Bis Juli 2014 soll der Sicherstellungsausschuss eine landesweite Regelung erarbeiten. Die Diskussion um die Sinnhaftigkeit der aktuellen Regelung werde vor allem deshalb geführt, weil die Belastung einiger Ärzte durch den Notdienst in einigen Regionen immens hoch ist. "Wenn relativ wenige Ärzte relativ viele Notdienste leisten müssen, dann hat das auf die jungen Kollegen einen abschreckenden Charakter. Viele wollen sich dort dann lieber nicht niederlassen", betont Detlef Haffke. Anreize für eine Vertragsarztstelle zu schaffen, sei aber notwendig, um dem Ärztemangel auf dem Land entgegenzuwirken und eine flächendeckende Versorgung zu gewährleisten.
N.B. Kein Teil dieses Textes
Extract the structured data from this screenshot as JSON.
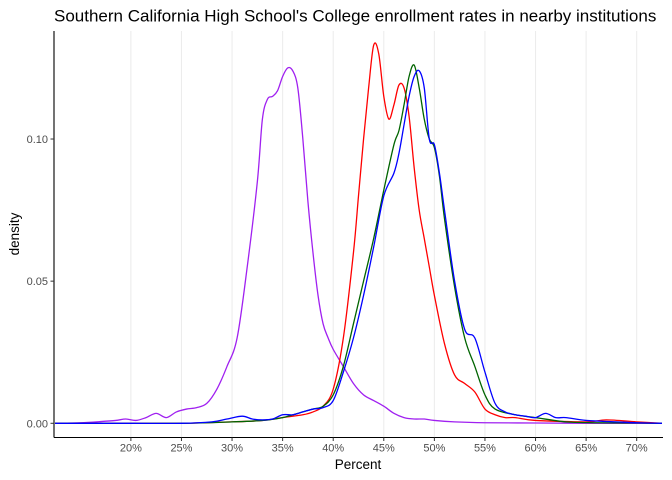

Grundsätzlich sei auch in Zukunft die von der KVN unterstützte Anbindung des Bereitschaftsdienstes an ein Krankenhaus sinnvoll und wünschenswert. "Das hat viele Vorteile", sagt Detlef Haffke. "Die Patienten werden im Vorfeld von den Kassenärzten versorgt und können gegebenenfalls sofort stationär aufgenommen werden. Und für viele Patienten ist das Krankenhaus ein bekannter, zentraler Anlaufpunkt in ihrer Region."

Auch Helmut Fricke, Verbandsdirektor der Niedersächsischen Krankenhausgesellschaft (NKG), steht einer verstärkten Zusammenarbeit zwischen Bereitschaftsdienst und Krankenhäusern positiv gegenüber. "Dass der fachärztliche Notdienst eingestellt werden soll, hören wir allerdings zum ersten Mal. Das wird uns vor große Probleme stellen. Denn der Beschluss bedeutet, dass wir noch mehr Fälle im Nachtdienst bearbeiten müssen." Schon jetzt zeichne sich ab, dass überall, wo Ärzte fehlten, immer mehr Patienten sofort ins Krankenhaus gingen. "Der Mehraufwand ist schon jetzt kaum noch zu leisten", sagt Fricke.